К вечеру он догорел.

Вещи, оставшиеся после огня, перенесли в сарай. Тете помогали Костя и Зина.

У обгоревшей акации Костя нашел маленький кинжал в серебряной оправе…

Следующая страница была написана на листке из большой бухгалтерской книги.


10 октября (ночь).

Мы с Тобиком перешли к тете Бориса. У меня еще несколько суток свободных. Наш катер чинят. Пробоина большая. Дней на пять. Тетя Лиза все плачет, рассказывает мне, как бомбой разнесло дом Сторчинских. Боря ничего еще не знает. Я не пошел смотреть развалины. Утром — опять налет. Тобик стал выть до сирены — ученый пес, он научился различать немецкие самолеты от наших. Перед налетом он волнуется и тащит меня в убежище за штаны, сердится, если я сопротивляюсь. Надо найти Бориса. Он не отвечает на письма. Лена в Куйбышеве.

Я слушал рассказ тети Лизы о детстве Бориса. И понемногу стали прорисовываться картины и звуки и запахи моего детства. Странно. Я впервые вспомнил то, что никогда не вспоминал, что будто само жило во мне, но я страшусь лжи моей памяти: а что, если этого не было, если картины эти навеяны чужими воспоминаниями и запали в душу вечерами, когда мама перед сном любила рассказывать мне вместо сказок живые истории своей юности, своего детства? Но воспоминания окружили меня, я почувствовал непонятное волнение, предвкушение чего-то… Я знаю, что в таких случаях образы действуют так же, как (по рассказам) действует опиум. Бороться с этим безнадежно.

Я выпил стакан козьего молока и, пожелав тете Лизе приятных сновидений, пошел в сарай, доверху набитый душистым сеном. Закутавшись в украинское рядно, долго слушал, как кричит сонный петух. Светлел от луны двор, белый, словно его присыпали мукой. Затрещали цикады в саду. Постепенно все более дурманяще пахла трава, еще не ставшая сеном, но уже не живая.

Тобик заскулил во сне. Я лежал наверху, почти у потолка. Он умостился внизу, разгребая зачем-то сено, почти на земле. Интересно, что ему снится? Когда-нибудь наука будет расшифровывать наши сны, а может быть, и видеть.

Мне не спалось.

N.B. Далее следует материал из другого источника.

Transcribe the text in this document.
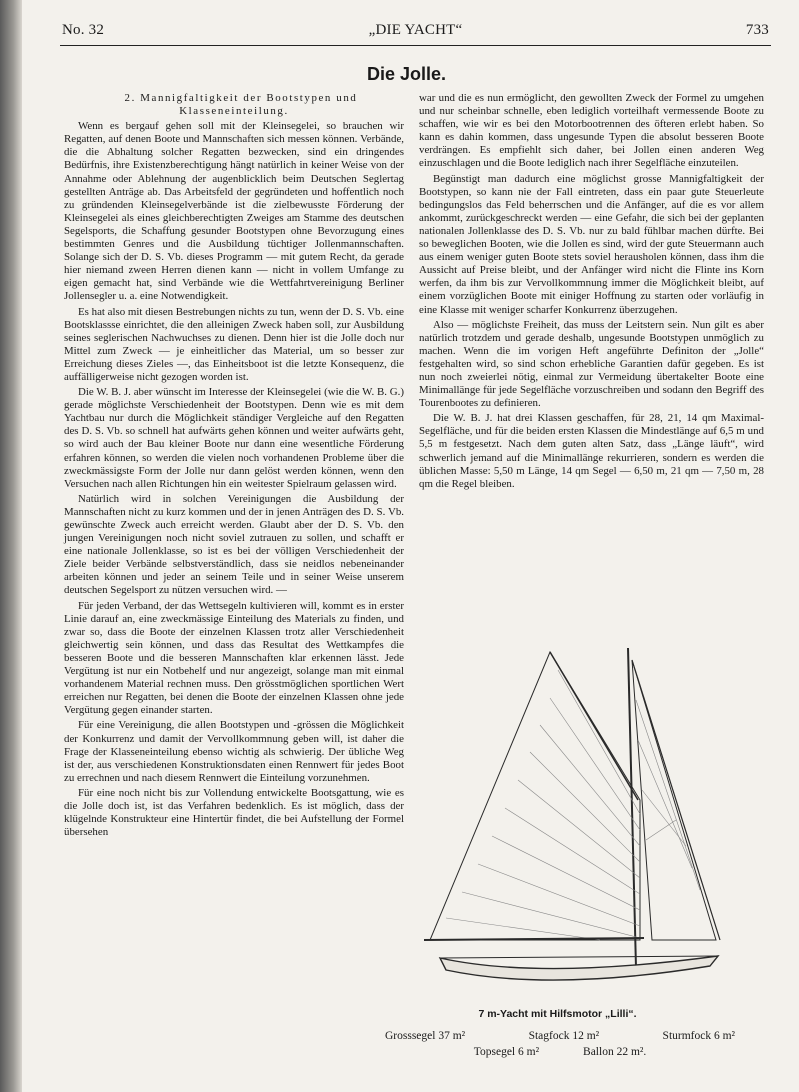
No. 32	„DIE YACHT“	733
Die Jolle.

2. Mannigfaltigkeit der Bootstypen und Klasseneinteilung.

Wenn es bergauf gehen soll mit der Kleinsegelei, so brauchen wir Regatten, auf denen Boote und Mannschaften sich messen können. Verbände, die die Abhaltung solcher Regatten bezwecken, sind ein dringendes Bedürfnis, ihre Existenzberechtigung hängt natürlich in keiner Weise von der Annahme oder Ablehnung der augenblicklich beim Deutschen Seglertag gestellten Anträge ab. Das Arbeitsfeld der gegründeten und hoffentlich noch zu gründenden Kleinsegelverbände ist die zielbewusste Förderung der Kleinsegelei als eines gleichberechtigten Zweiges am Stamme des deutschen Segelsports, die Schaffung gesunder Bootstypen ohne Bevorzugung eines bestimmten Genres und die Ausbildung tüchtiger Jollenmannschaften. Solange sich der D. S. Vb. dieses Programm — mit gutem Recht, da gerade hier niemand zween Herren dienen kann — nicht in vollem Umfange zu eigen gemacht hat, sind Verbände wie die Wettfahrtvereinigung Berliner Jollensegler u. a. eine Notwendigkeit.

Es hat also mit diesen Bestrebungen nichts zu tun, wenn der D. S. Vb. eine Bootsklassse einrichtet, die den alleinigen Zweck haben soll, zur Ausbildung seines seglerischen Nachwuchses zu dienen. Denn hier ist die Jolle doch nur Mittel zum Zweck — je einheitlicher das Material, um so besser zur Erreichung dieses Zieles —, das Einheitsboot ist die letzte Konsequenz, die auffälligerweise nicht gezogen worden ist.

Die W. B. J. aber wünscht im Interesse der Kleinsegelei (wie die W. B. G.) gerade möglichste Verschiedenheit der Bootstypen. Denn wie es mit dem Yachtbau nur durch die Möglichkeit ständiger Vergleiche auf den Regatten des D. S. Vb. so schnell hat aufwärts gehen können und weiter aufwärts geht, so wird auch der Bau kleiner Boote nur dann eine wesentliche Förderung erfahren können, so werden die vielen noch vorhandenen Probleme über die zweckmässigste Form der Jolle nur dann gelöst werden können, wenn den Versuchen nach allen Richtungen hin ein weitester Spielraum gelassen wird.

Natürlich wird in solchen Vereinigungen die Ausbildung der Mannschaften nicht zu kurz kommen und der in jenen Anträgen des D. S. Vb. gewünschte Zweck auch erreicht werden. Glaubt aber der D. S. Vb. den jungen Vereinigungen noch nicht soviel zutrauen zu sollen, und schafft er eine nationale Jollenklasse, so ist es bei der völligen Verschiedenheit der Ziele beider Verbände selbstverständlich, dass sie neidlos nebeneinander arbeiten können und jeder an seinem Teile und in seiner Weise unserem deutschen Segelsport zu nützen versuchen wird. —

Für jeden Verband, der das Wettsegeln kultivieren will, kommt es in erster Linie darauf an, eine zweckmässige Einteilung des Materials zu finden, und zwar so, dass die Boote der einzelnen Klassen trotz aller Verschiedenheit gleichwertig sein können, und dass das Resultat des Wettkampfes die besseren Boote und die besseren Mannschaften klar erkennen lässt. Jede Vergütung ist nur ein Notbehelf und nur angezeigt, solange man mit einmal vorhandenem Material rechnen muss. Den grösstmöglichen sportlichen Wert erreichen nur Regatten, bei denen die Boote der einzelnen Klassen ohne jede Vergütung gegen einander starten.

Für eine Vereinigung, die allen Bootstypen und -grössen die Möglichkeit der Konkurrenz und damit der Vervollkommnung geben will, ist daher die Frage der Klasseneinteilung ebenso wichtig als schwierig. Der übliche Weg ist der, aus verschiedenen Konstruktionsdaten einen Rennwert für jedes Boot zu errechnen und nach diesem Rennwert die Einteilung vorzunehmen.

Für eine noch nicht bis zur Vollendung entwickelte Bootsgattung, wie es die Jolle doch ist, ist das Verfahren bedenklich. Es ist möglich, dass der klügelnde Konstrukteur eine Hintertür findet, die bei Aufstellung der Formel übersehen

war und die es nun ermöglicht, den gewollten Zweck der Formel zu umgehen und nur scheinbar schnelle, eben lediglich vorteilhaft vermessende Boote zu schaffen, wie wir es bei den Motorbootrennen des öfteren erlebt haben. So kann es dahin kommen, dass ungesunde Typen die absolut besseren Boote verdrängen. Es empfiehlt sich daher, bei Jollen einen anderen Weg einzuschlagen und die Boote lediglich nach ihrer Segelfläche einzuteilen.

Begünstigt man dadurch eine möglichst grosse Mannigfaltigkeit der Bootstypen, so kann nie der Fall eintreten, dass ein paar gute Steuerleute bedingungslos das Feld beherrschen und die Anfänger, auf die es vor allem ankommt, zurückgeschreckt werden — eine Gefahr, die sich bei der geplanten nationalen Jollenklasse des D. S. Vb. nur zu bald fühlbar machen dürfte. Bei so beweglichen Booten, wie die Jollen es sind, wird der gute Steuermann auch aus einem weniger guten Boote stets soviel herausholen können, dass ihm die Aussicht auf Preise bleibt, und der Anfänger wird nicht die Flinte ins Korn werfen, da ihm bis zur Vervollkommnung immer die Möglichkeit bleibt, auf einem vorzüglichen Boote mit einiger Hoffnung zu starten oder vorläufig in eine Klasse mit weniger scharfer Konkurrenz überzugehen.

Also — möglichste Freiheit, das muss der Leitstern sein. Nun gilt es aber natürlich trotzdem und gerade deshalb, ungesunde Bootstypen unmöglich zu machen. Wenn die im vorigen Heft angeführte Definiton der „Jolle“ festgehalten wird, so sind schon erhebliche Garantien dafür gegeben. Es ist nun noch zweierlei nötig, einmal zur Vermeidung übertakelter Boote eine Minimallänge für jede Segelfläche vorzuschreiben und sodann den Begriff des Tourenbootes zu definieren.

Die W. B. J. hat drei Klassen geschaffen, für 28, 21, 14 qm Maximal-Segelfläche, und für die beiden ersten Klassen die Mindestlänge auf 6,5 m und 5,5 m festgesetzt. Nach dem guten alten Satz, dass „Länge läuft“, wird schwerlich jemand auf die Minimallänge rekurrieren, sondern es werden die üblichen Masse: 5,50 m Länge, 14 qm Segel — 6,50 m, 21 qm — 7,50 m, 28 qm die Regel bleiben.

7 m-Yacht mit Hilfsmotor „Lilli“.
Grosssegel 37 m²	Stagfock 12 m²	Sturmfock 6 m²
Topsegel 6 m²	Ballon 22 m².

Я думал о маме.

Труднее всего забыть о ней. Никогда не смогу забыть ее.


Я отложил дневник Саши и постарался вспомнить его мать. Она была рослая, сильная и красивая украинка. Хотя я был ребенком, мне всегда почти стыдно было смотреть в ее глаза — они были мерцающе красивы, всегда хотелось скорее отвести взгляд, казалось, что-то нехорошее было в том, что мне нравится смотреть на нее. Она знала это и нарочно смотрела на меня и смеялась, теребя мой чуб.

Жили они бедно. Саша ходил в застиранной рубашке, коротких брюках — рос он быстро, а купить новое не было средств.

Тетя Ганка носила девичью фамилию, и Сашу записала в школу под своей. Отец оставил их давно. Он жил в Москве. Был большим начальником, «винным царем». Мой отец встречался с ним по делам службы и говорил, что это очень заносчивый красавец с седыми висками и военной выправкой. Мы его никогда не видели в Анапе.

Тетя Ганка работала в детском санатории военного округа под смешным названием «СКВО». Саша говорил, что там живут дети индейцев, потому что «скво» по-индейски — «женщина». Забор был большой, беленный известкой. За ним действительно слышались крики и кличи, в воздух взлетали стрелы, но дети не показывались. «У них карантин», — сказала тетя Ганка. Их не выпускали из-за высоких белых стен, и мы, помню, почти поверили в их индейское происхождение. А непонятное слово «карантин» звучало как имя.

О, как мы смеялись, когда увидели маленьких человечков в белых панамках, с горном, когда их наконец выпустили на пляж! Но тогда и нам-то было немногим больше восьми.

Тетя Ганка была санитарка: мыла полы, носила горшки, убирала в палатах.

Саша ходил с судками за обедом и стоял в очереди под солнцем к окошку, откуда хорошо пахло и несло жаром. Я ходил за компанию.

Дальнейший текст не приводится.